November 23, 20178 yr Hello wonderful UNRAID community peeps :-) My eternal gratitude is yours for solving this frustrating situation. My Unraid system experiences drive failures every few months. (image 1 - Error Messages) My diagnostics files are attached (both before any reboots whilst the drives are in error and after a cold restart). My hardware is: Model: Custom M/B: Supermicro - X11SSL-CF CPU: Intel® Xeon® CPU E3-1240 v5 @ 3.50GHz HVM: Enabled IOMMU: Enabled Cache: 128 kB, 1024 kB, 8192 kB Memory: 64 GB (max. installable capacity 64 GB) Network: bond0: fault-tolerance (active-backup), mtu 1500 eth0: 1000 Mb/s, full duplex, mtu 1500 eth1: 1000 Mb/s, full duplex, mtu 1500 Kernel: Linux 4.9.30-unRAID x86_64 OpenSSL: 1.0.2k SMART status reports indicate no errors, and indeed when I have put the disks back in the array they seem to continue functioning for months at a time before it happens again.... Has anyone experienced something similar? Could it be some issue at the hardware (RAID/SCSI controller level)? Thank you in advance Zangy foxserver-diagnostics-after-cold-start.zip foxserver-diagnostics-before-cold-start.zip
November 23, 20178 yr Community Expert Looks like a connection issue, though the LSI driver is not very helpful with the error messages. I see you're using some sort of enclosure with an expander, do you have any way of connecting 4 disks to the free onboard SATA ports? Then you could check if the problem stayed with the disks still on the enclosure or not.

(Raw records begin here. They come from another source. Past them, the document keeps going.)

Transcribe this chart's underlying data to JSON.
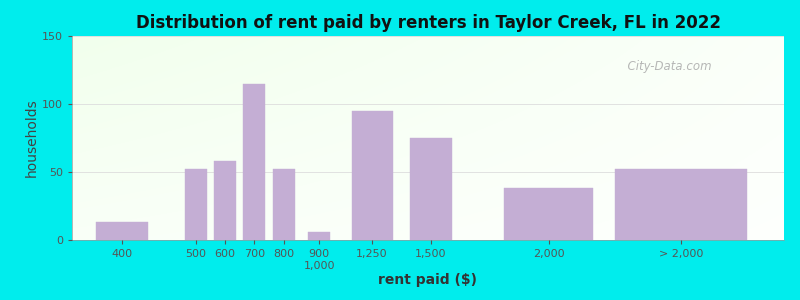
{
  "title": "Distribution of rent paid by renters in Taylor Creek, FL in 2022",
  "xlabel": "rent paid ($)",
  "ylabel": "households",
  "bar_color": "#c4aed4",
  "background_outer": "#00eded",
  "background_plot_topleft": "#d4ecd0",
  "background_plot_topright": "#e8f4f8",
  "background_plot_bottom": "#f0faf0",
  "ylim": [
    0,
    150
  ],
  "yticks": [
    0,
    50,
    100,
    150
  ],
  "values": [
    13,
    52,
    58,
    115,
    52,
    6,
    95,
    75,
    38,
    52
  ],
  "tick_labels": [
    "400",
    "500",
    "600",
    "700",
    "800",
    "900\n1,000",
    "1,250",
    "1,500",
    "2,000",
    "> 2,000"
  ],
  "watermark": "  City-Data.com",
  "title_fontsize": 12,
  "axis_label_fontsize": 10,
  "tick_fontsize": 8
}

November 28, 20178 yr Author Thanks for the response... I have a rack mounted server that looks like this... (24 hot swap bay enclosure) How it works internally I am not sure, but someone else suggested maybe I should invest in a separate hard disk controller?

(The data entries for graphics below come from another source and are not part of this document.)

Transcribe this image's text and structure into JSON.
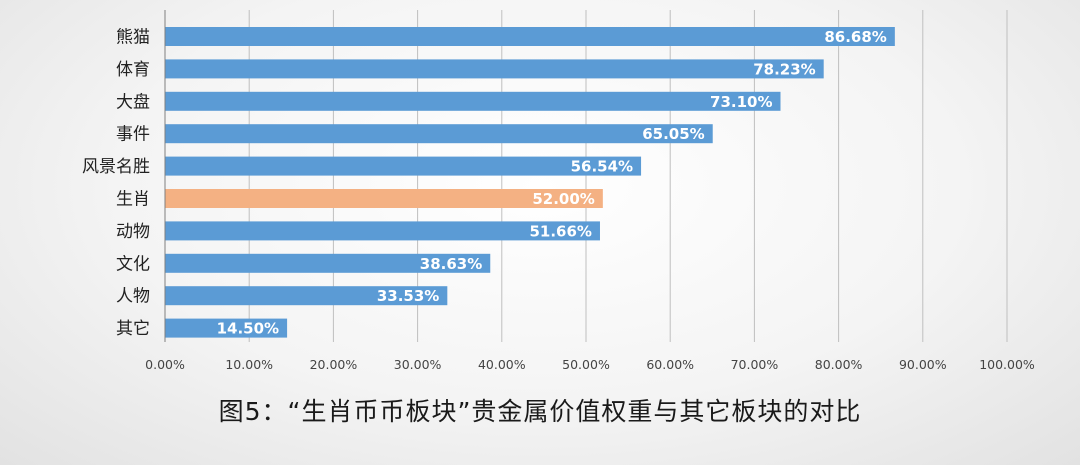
{
  "caption": "图5：“生肖币币板块”贵金属价值权重与其它板块的对比",
  "colors": {
    "bar": "#5b9bd5",
    "highlight": "#f4b183",
    "grid": "#bfbfbf",
    "axis": "#7f7f7f"
  },
  "chart_data": {
    "type": "bar",
    "orientation": "horizontal",
    "title": "",
    "xlabel": "",
    "ylabel": "",
    "categories": [
      "熊猫",
      "体育",
      "大盘",
      "事件",
      "风景名胜",
      "生肖",
      "动物",
      "文化",
      "人物",
      "其它"
    ],
    "values": [
      86.68,
      78.23,
      73.1,
      65.05,
      56.54,
      52.0,
      51.66,
      38.63,
      33.53,
      14.5
    ],
    "value_labels": [
      "86.68%",
      "78.23%",
      "73.10%",
      "65.05%",
      "56.54%",
      "52.00%",
      "51.66%",
      "38.63%",
      "33.53%",
      "14.50%"
    ],
    "highlight_category": "生肖",
    "xlim": [
      0,
      100
    ],
    "x_ticks": [
      0,
      10,
      20,
      30,
      40,
      50,
      60,
      70,
      80,
      90,
      100
    ],
    "x_tick_labels": [
      "0.00%",
      "10.00%",
      "20.00%",
      "30.00%",
      "40.00%",
      "50.00%",
      "60.00%",
      "70.00%",
      "80.00%",
      "90.00%",
      "100.00%"
    ],
    "grid": true,
    "legend": "none"
  }
}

November 28, 20178 yr Community Expert It may be the controller, the enclosure itself (like the builtin expander), power supply, etc, you'll need to start swapping some parts, if you had a way of connecting 4 disks to the onboard SATA it would be the fastest way to see if the issue is related to the HBA or the enclosure/expander.

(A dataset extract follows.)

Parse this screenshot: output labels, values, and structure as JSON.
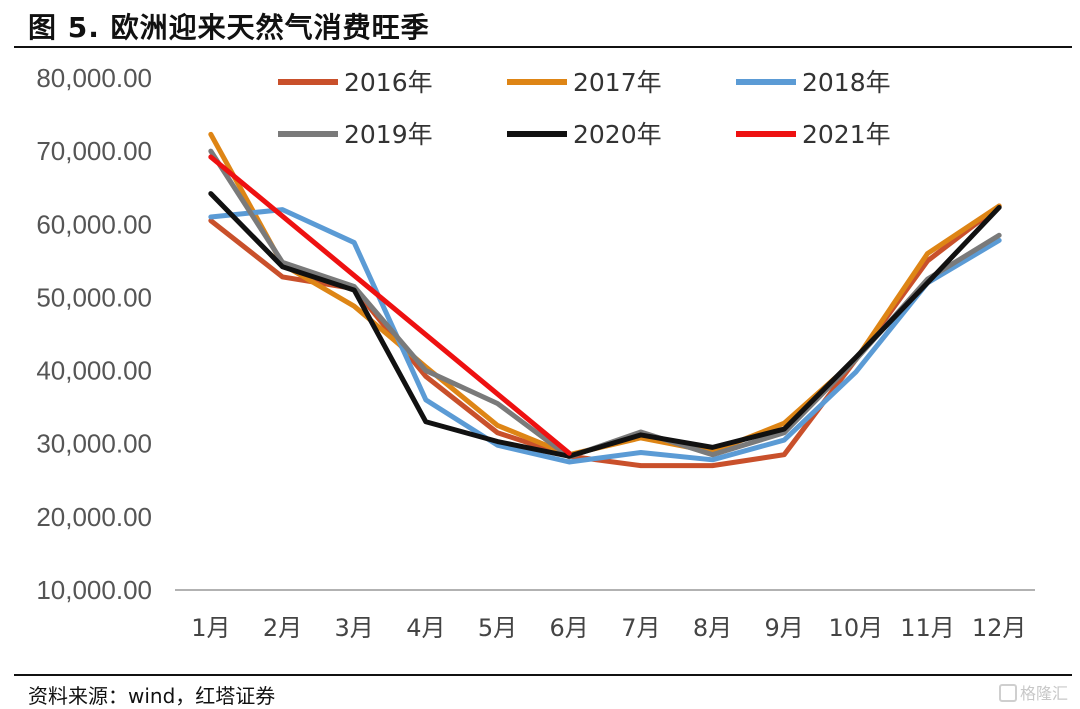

November 28, 20178 yr Author 15 minutes ago, johnnie.black said: It may be the controller, the enclosure itself (like the builtin expander), power supply, etc, you'll need to start swapping some parts, if you had a way of connecting 4 disks to the onboard SATA it would be the fastest way to see if the issue is related to the HBA or the enclosure/expander. This issue does not occur frequently though (i.e. it may not be an issue for several months if not longer)... So connecting to an onboard SATA may not immediately prove or disprove anything. But I hear what you are saying, there is some sort of issue between the motherboard and the hard drives.